Today we talked about improper integrals which are integrals involving infinity (either in the bounds, or because of a vertical asymptote). You deal with these just like any other definite integral, except you might have to calculate a limit to find the answer. We did several examples:

  1. \(\displaystyle \int_1^{\infty} \frac{1}{x^2} \, dx\). This one turns out to just be 1, which illustrates a very important idea: The area under an infinite curve can still be finite!

  2. \(\displaystyle \int_2^3 \frac{1}{\sqrt{x-2}} \, dx\). You could integrate this one without even realizing that it is technically an improper integral. But it you look at the graph, you’ll see why it counts as an improper integral.

  3. \(\displaystyle \int_2^\infty \frac{1}{x} \, dx\).

  4. \(\displaystyle \int_{-\infty}^0 x e^{-x} \, dx\).

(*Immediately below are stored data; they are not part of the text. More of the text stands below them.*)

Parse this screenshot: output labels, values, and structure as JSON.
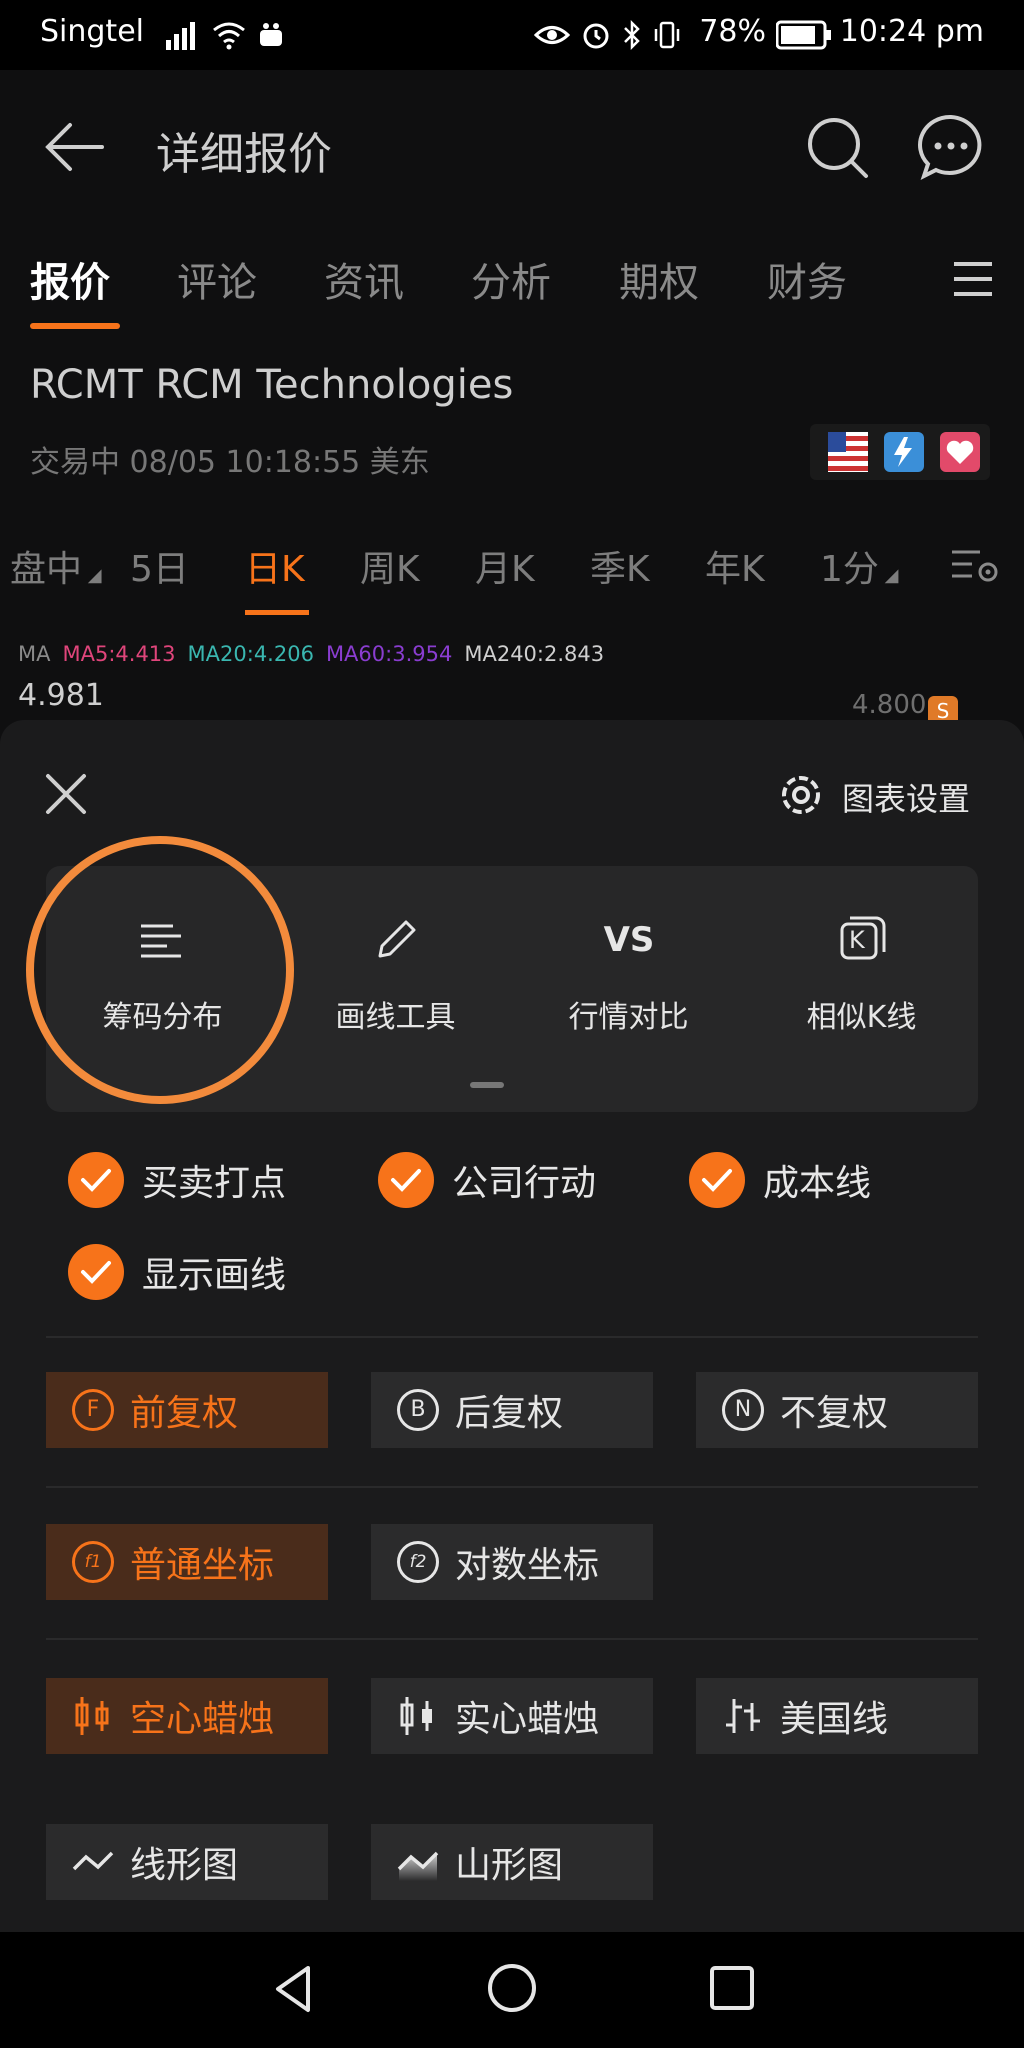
{
  "status_bar": {
    "carrier": "Singtel",
    "battery": "78%",
    "time": "10:24 pm"
  },
  "header": {
    "title": "详细报价"
  },
  "tabs": [
    "报价",
    "评论",
    "资讯",
    "分析",
    "期权",
    "财务"
  ],
  "stock": {
    "name": "RCMT  RCM Technologies",
    "status": "交易中   08/05 10:18:55 美东"
  },
  "period_tabs": [
    "盘中",
    "5日",
    "日K",
    "周K",
    "月K",
    "季K",
    "年K",
    "1分"
  ],
  "ma": {
    "label": "MA",
    "ma5": "MA5:4.413",
    "ma20": "MA20:4.206",
    "ma60": "MA60:3.954",
    "ma240": "MA240:2.843",
    "colors": {
      "ma5": "#e0457b",
      "ma20": "#3ab7b0",
      "ma60": "#8a3dd0",
      "ma240": "#cfcfcf"
    }
  },
  "prices": {
    "top": "4.981",
    "right": "4.800",
    "s_badge": "S"
  },
  "sheet": {
    "settings_label": "图表设置",
    "tools": [
      "筹码分布",
      "画线工具",
      "行情对比",
      "相似K线"
    ],
    "vs_text": "VS",
    "k_text": "K",
    "checks": [
      "买卖打点",
      "公司行动",
      "成本线",
      "显示画线"
    ],
    "adjust": [
      "前复权",
      "后复权",
      "不复权"
    ],
    "adjust_letters": [
      "F",
      "B",
      "N"
    ],
    "axis": [
      "普通坐标",
      "对数坐标"
    ],
    "axis_letters": [
      "f1",
      "f2"
    ],
    "chart_styles": [
      "空心蜡烛",
      "实心蜡烛",
      "美国线"
    ],
    "line_styles": [
      "线形图",
      "山形图"
    ]
  },
  "accent_color": "#f7731a"
}
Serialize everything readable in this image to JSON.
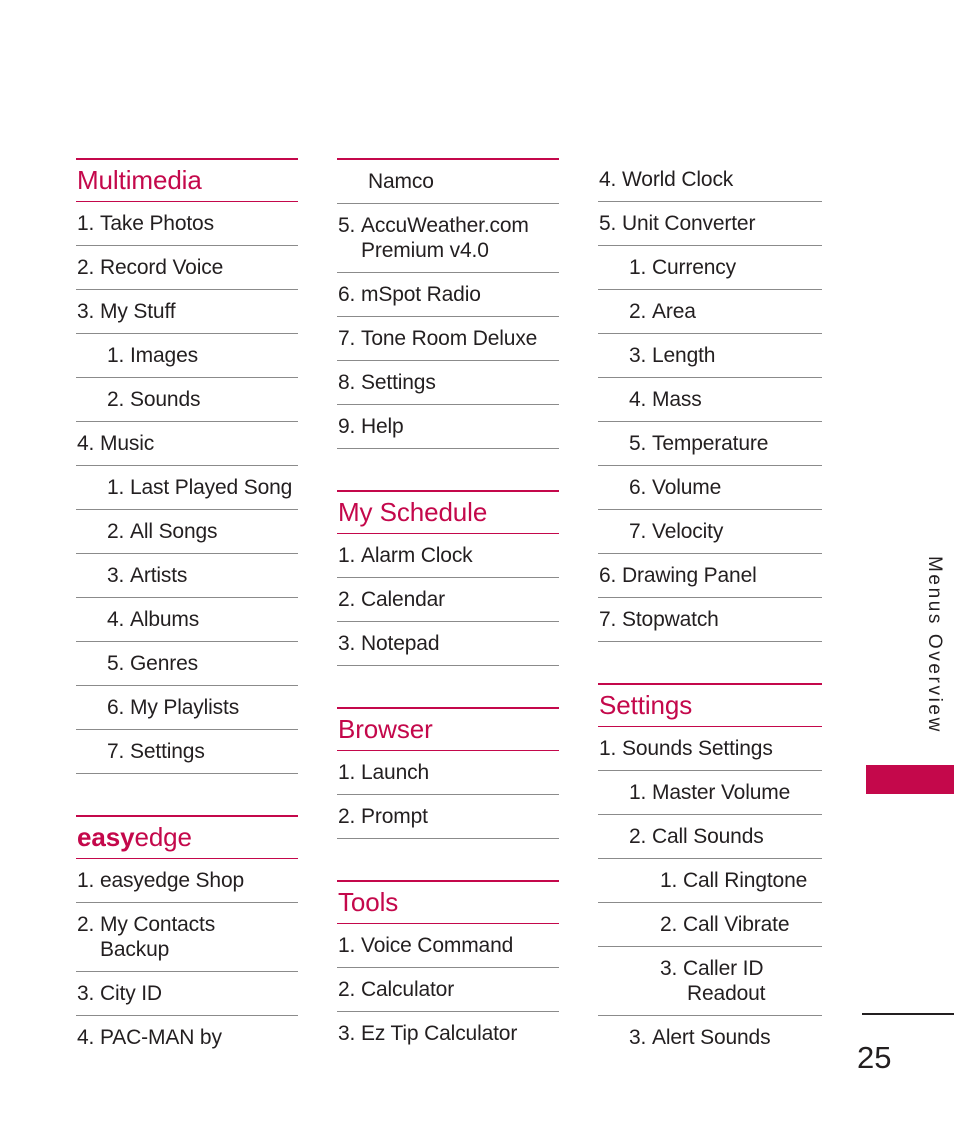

If the value of the integral is a finite number, we say it converges. Otherwise, it diverges.

  1. For what values of \(p\) does the integral \(\displaystyle \frac{1}{x^p} \, dx\) converge? Answer, \(p > 1\). (This is known as the \(p\)-test).

We also talked about another simple idea known as the comparison test. If \(f(x)\) and \(g(x)\) are nonnegative functions and \(f(x) \le g(x)\), then \(\int f \le \int g\). This has two consequences:

  1. \(\displaystyle \int_1^e \frac{1}{x \ln x} \, dx\). Hint: Let \(u = \ln x\) and use u-substitution.

  2. Compare the previous integral with \(\displaystyle \int_1^e \frac{1}{\ln x} \, dx\). Which integral is bigger? What does that mean about whether this integral converges or diverges?